Abstract

In patients with essential hypertension, abnormal renal sodium handling includes exaggerated natriuresis in response to extracellular volume expansion. We tested the hypothesis that exaggerated natriuresis is associated with increases in medullary and/or cortical renal blood flow. Patients with mild essential hypertension, but no signs of end organ damage, and control subjects were studied after 4days of dietary standardization (<60mmol Na+ day-1 ) preceded in patients by a 14-day drug washout period.

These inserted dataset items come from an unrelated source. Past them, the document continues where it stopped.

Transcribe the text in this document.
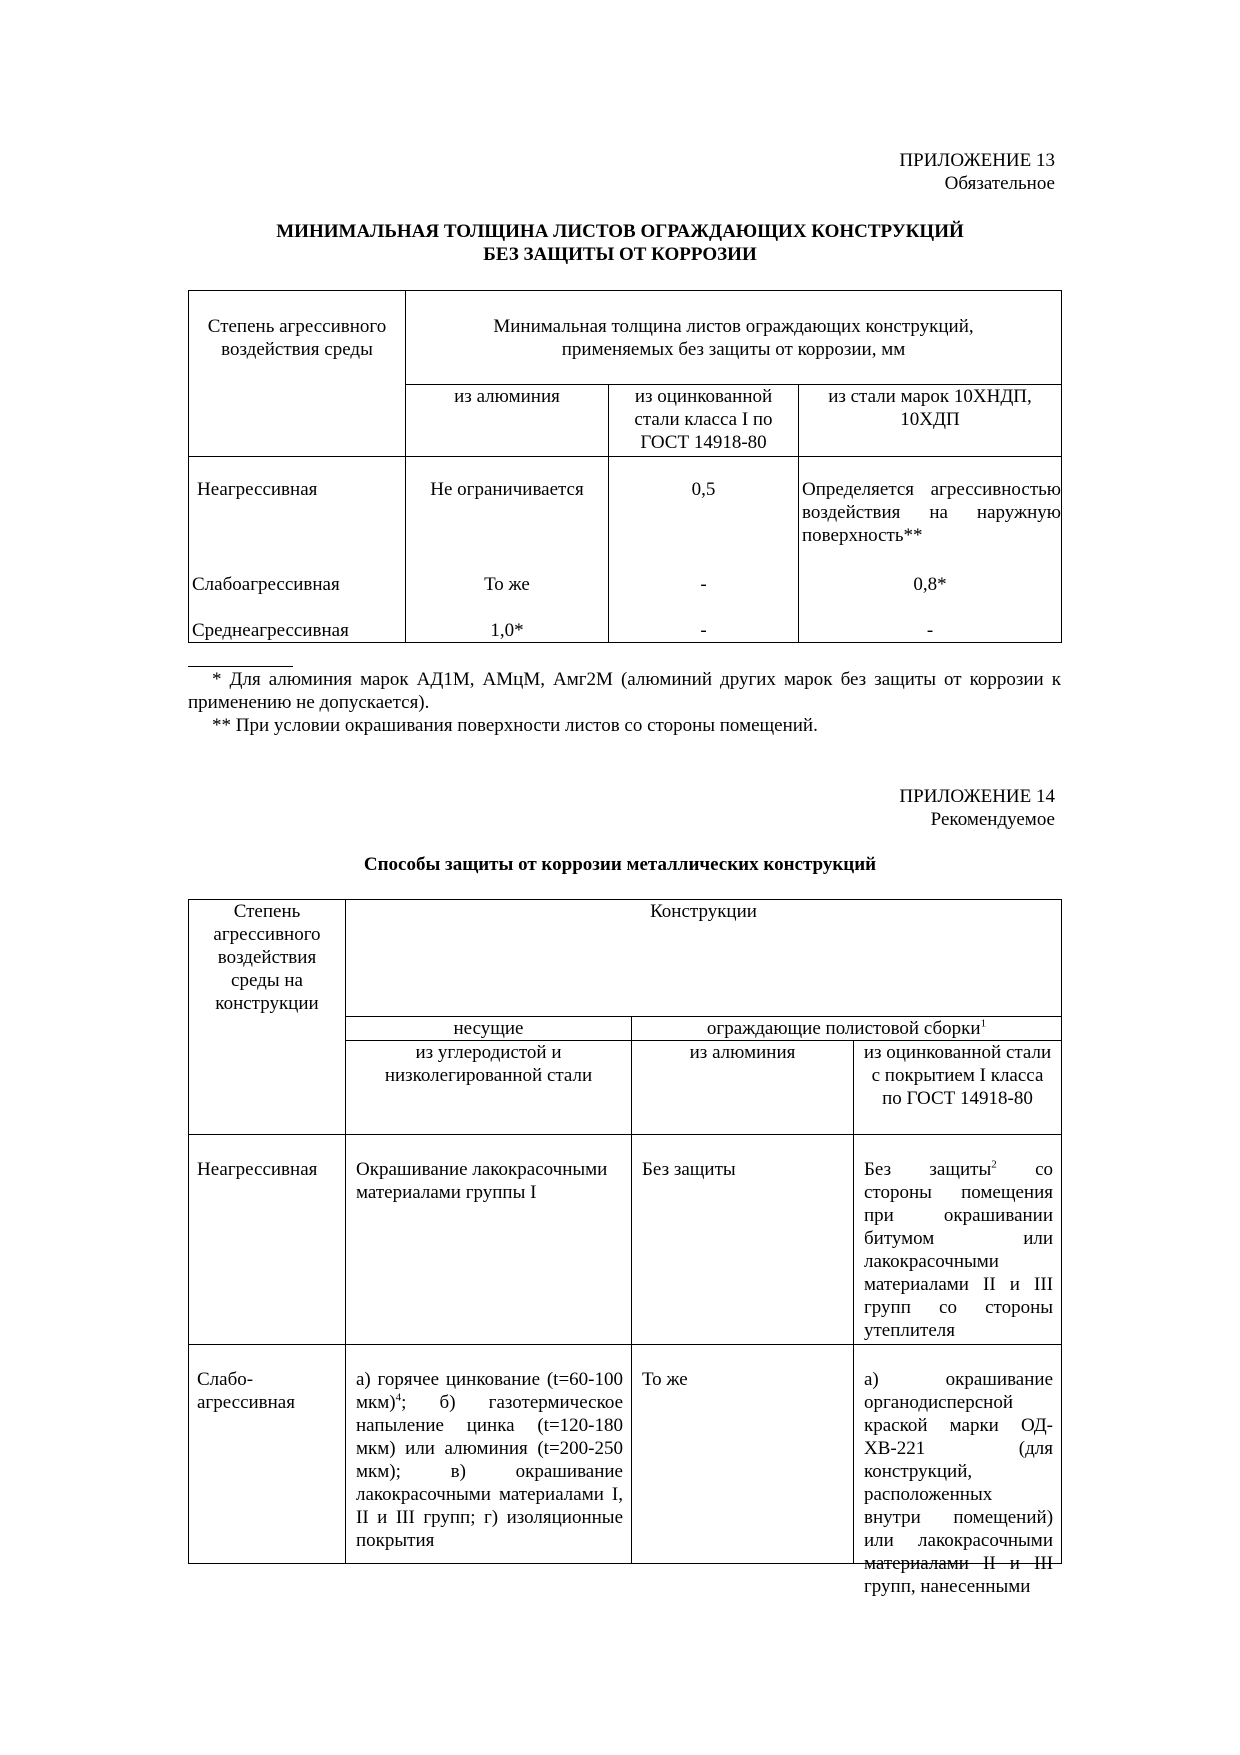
ПРИЛОЖЕНИЕ 13
Обязательное
МИНИМАЛЬНАЯ ТОЛЩИНА ЛИСТОВ ОГРАЖДАЮЩИХ КОНСТРУКЦИЙ
БЕЗ ЗАЩИТЫ ОТ КОРРОЗИИ
Степень агрессивного воздействия среды	Минимальная толщина листов ограждающих конструкций, применяемых без защиты от коррозии, мм		
	из алюминия	из оцинкованной стали класса I по ГОСТ 14918-80	из стали марок 10ХНДП, 10ХДП
Неагрессивная	Не ограничивается	0,5	Определяется агрессивностью воздействия на наружную поверхность**
Слабоагрессивная	То же	-	0,8*
Среднеагрессивная	1,0*	-	-
* Для алюминия марок АД1М, АМцМ, Амг2М (алюминий других марок без защиты от коррозии к применению не допускается).
** При условии окрашивания поверхности листов со стороны помещений.
ПРИЛОЖЕНИЕ 14
Рекомендуемое
Способы защиты от коррозии металлических конструкций
Степень агрессивного воздействия среды на конструкции	Конструкции		
	несущие	ограждающие полистовой сборки$^1$
	из углеродистой и низколегированной стали	из алюминия	из оцинкованной стали с покрытием I класса по ГОСТ 14918-80
Неагрессивная	Окрашивание лакокрасочными материалами группы I	Без защиты	Без защиты$^2$ со стороны помещения при окрашивании битумом или лакокрасочными материалами II и III групп со стороны утеплителя
Слабо-агрессивная	а) горячее цинкование (t=60-100 мкм)$^4$; б) газотермическое напыление цинка (t=120-180 мкм) или алюминия (t=200-250 мкм); в) окрашивание лакокрасочными материалами I, II и III групп; г) изоляционные покрытия	То же	а) окрашивание органодисперсной краской марки ОД-ХВ-221 (для конструкций, расположенных внутри помещений) или лакокрасочными материалами II и III групп, нанесенными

On the study day, subjects received a 4-hour intravenous volume expansion with saline (2.1% of body mass). Renal medullary and cortical blood flows were measured by PET scanning using H215 O as tracer; anatomical regions of interest were defined by contrast-enhanced CT scanning. In patients, arterial blood pressure increased during volume expansion (107±2-114±3mmHg, P<0.05) in contrast to the control group (92±2-92±2mmHg). Renal sodium excretion increased more in patients than in controls (+133±31µmolmin-1 vs +61±14µmolmin-1 , respectively, P<0.05) confirming exaggerated natriuresis. During volume expansion, renal medullary blood flow did not change significantly in patients (2.8±0.4-2.5±0.5mL (g tissue)-1 min-1 ) or in controls (3.2±0.3-3.1±0.2mL (g tissue)-1 min-1 ). In control subjects, renal cortical blood flow fell during volume expansion (4.1±0.3-3.7±0.2mL (g tissue)-1 min-1 , P<0.05) in contrast to patients in which deviations remained insignificant. Exaggerated natriuresis, a hallmark of essential hypertension, is not mediated by increases in regional, renal blood flow.